According to the South African Wine Industry Trusts chairman, Gavin Pieterse, the latest drive is designed to challenge racial perceptions and popularise the drink in black society. But he is under no illusions when it comes to how difficult a task reversing the affects of apartheid on the nation's alcohol industry will be.
"The historical fact is that black people were by design prevented from drinking most types of alcohol under the apartheid regime. They were only allowed to drink a traditional beer made from crushed wheat called Sergum Beer," Mr Pieterse said.
"The object was not to allow black people to trade in alcohol, as it's a very lucrative market which the ruling regime wanted to keep for the whites to exploit". The racist regime went a step further and introduced the "Dop" payment system, whereby blacks who worked for wine-producers were remunerated with cheap, badly-produced wine. As a consequence, they never really saw money.

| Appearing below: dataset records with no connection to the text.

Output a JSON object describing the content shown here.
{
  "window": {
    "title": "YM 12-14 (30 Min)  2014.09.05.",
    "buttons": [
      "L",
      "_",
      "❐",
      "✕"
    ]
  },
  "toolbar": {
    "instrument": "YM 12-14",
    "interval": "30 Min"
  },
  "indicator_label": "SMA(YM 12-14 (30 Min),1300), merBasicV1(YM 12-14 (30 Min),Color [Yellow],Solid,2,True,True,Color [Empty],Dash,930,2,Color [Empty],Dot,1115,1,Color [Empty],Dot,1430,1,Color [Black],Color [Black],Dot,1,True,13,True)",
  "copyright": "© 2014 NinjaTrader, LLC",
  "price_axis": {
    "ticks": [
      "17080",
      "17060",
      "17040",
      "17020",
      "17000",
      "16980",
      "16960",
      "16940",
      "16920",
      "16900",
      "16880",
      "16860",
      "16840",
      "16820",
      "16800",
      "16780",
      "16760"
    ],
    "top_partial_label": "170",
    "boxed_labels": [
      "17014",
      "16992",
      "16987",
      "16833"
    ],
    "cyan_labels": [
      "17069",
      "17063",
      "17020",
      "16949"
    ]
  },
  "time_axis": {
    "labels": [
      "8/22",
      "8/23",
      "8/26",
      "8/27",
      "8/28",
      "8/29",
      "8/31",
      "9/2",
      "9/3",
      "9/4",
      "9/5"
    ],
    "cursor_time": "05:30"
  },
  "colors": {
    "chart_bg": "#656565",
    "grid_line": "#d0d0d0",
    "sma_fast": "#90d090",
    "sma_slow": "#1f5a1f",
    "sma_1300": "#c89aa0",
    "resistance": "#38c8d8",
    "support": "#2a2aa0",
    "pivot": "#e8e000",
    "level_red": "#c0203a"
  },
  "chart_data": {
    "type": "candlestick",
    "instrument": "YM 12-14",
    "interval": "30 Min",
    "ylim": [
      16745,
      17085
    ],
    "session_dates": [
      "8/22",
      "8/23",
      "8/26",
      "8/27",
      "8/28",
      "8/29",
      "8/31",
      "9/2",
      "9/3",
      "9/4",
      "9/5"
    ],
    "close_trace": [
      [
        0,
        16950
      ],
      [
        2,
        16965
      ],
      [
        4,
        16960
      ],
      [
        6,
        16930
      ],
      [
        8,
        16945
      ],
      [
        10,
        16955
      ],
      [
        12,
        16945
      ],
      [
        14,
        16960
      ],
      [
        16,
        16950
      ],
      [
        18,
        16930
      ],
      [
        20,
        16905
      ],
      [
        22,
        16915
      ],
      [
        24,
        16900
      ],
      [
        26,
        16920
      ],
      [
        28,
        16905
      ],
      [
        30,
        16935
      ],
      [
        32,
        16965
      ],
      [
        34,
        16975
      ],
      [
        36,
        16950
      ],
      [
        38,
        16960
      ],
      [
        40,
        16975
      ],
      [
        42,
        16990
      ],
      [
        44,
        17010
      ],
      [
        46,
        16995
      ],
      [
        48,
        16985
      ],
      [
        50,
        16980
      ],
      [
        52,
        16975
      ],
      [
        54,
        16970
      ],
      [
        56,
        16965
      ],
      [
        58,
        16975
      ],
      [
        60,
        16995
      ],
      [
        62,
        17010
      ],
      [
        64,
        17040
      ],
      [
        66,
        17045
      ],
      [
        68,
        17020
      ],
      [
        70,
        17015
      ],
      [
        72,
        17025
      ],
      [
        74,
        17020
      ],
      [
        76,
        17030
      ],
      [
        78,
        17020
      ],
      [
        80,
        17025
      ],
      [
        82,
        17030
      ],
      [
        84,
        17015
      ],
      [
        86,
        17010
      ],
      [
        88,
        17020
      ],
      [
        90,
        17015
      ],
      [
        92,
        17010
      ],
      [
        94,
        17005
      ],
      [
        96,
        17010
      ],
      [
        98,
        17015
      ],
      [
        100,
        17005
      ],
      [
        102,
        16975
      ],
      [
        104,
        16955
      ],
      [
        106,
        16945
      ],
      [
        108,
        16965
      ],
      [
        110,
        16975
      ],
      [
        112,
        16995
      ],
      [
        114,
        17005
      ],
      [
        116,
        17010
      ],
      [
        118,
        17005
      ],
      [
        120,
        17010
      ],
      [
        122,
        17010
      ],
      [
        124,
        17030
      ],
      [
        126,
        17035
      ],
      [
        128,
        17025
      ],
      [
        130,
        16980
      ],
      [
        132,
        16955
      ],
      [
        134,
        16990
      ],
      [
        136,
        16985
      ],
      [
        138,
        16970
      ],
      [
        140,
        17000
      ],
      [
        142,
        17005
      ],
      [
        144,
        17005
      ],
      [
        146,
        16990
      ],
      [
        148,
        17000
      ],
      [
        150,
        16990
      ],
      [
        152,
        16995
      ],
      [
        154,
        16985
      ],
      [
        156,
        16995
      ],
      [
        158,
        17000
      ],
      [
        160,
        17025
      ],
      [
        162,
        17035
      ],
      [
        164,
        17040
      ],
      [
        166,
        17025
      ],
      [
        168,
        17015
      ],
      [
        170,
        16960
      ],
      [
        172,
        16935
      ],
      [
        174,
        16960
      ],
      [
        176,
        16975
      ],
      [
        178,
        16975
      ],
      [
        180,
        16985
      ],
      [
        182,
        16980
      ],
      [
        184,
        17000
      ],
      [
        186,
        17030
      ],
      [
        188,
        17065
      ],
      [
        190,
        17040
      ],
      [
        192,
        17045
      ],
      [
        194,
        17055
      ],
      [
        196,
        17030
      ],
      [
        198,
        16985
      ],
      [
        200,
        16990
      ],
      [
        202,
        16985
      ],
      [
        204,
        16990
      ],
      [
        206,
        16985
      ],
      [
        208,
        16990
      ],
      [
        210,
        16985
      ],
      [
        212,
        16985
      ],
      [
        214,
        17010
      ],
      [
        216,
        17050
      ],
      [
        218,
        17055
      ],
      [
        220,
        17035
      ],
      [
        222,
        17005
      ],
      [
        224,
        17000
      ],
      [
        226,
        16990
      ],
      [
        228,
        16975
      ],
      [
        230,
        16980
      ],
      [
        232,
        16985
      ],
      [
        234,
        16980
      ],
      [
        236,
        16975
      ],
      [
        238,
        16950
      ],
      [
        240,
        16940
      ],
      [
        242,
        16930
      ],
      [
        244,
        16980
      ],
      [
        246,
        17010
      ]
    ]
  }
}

"If you drink a lot of alcohol it stunts the brain, so the system stopped many black communities from questioning their surroundings. There is a lot of baggage associated with the industry," concedes Mr Pieterse.
Racial segregation also decided who drank with whom, and in many places beer-drinking was restricted to white-owned beer halls. The profits from these establishments were then used to fund the administration boards that oversaw the segregation.
With the industry's history in mind, one of the highlights of the wine festival was the introduction of 10 wines owned by South Africa's black economic empowerment farms, a system designed to bring some equilibrium to an industry dominated by white men.
Lindiwe Wines are the first black-owned wine-producers in South Africa. Vice-chairwoman Libby Petterson says they do not own an estate, but source their grapes from existing farms and then use their own winemaker to produce.
"The long-term goal is to buy an estate, but it takes about 10 years before you can actually sell wine from your own vineyard, so this approach is the best way into the market for us," she says.
Eighteen months ago an industry that has an annual turnover of nearly €2 billion was less than 1.5 per cent black-owned, and for Mr Pieterse one of the great challenges is to overturn that so the industry reflects the national demographics.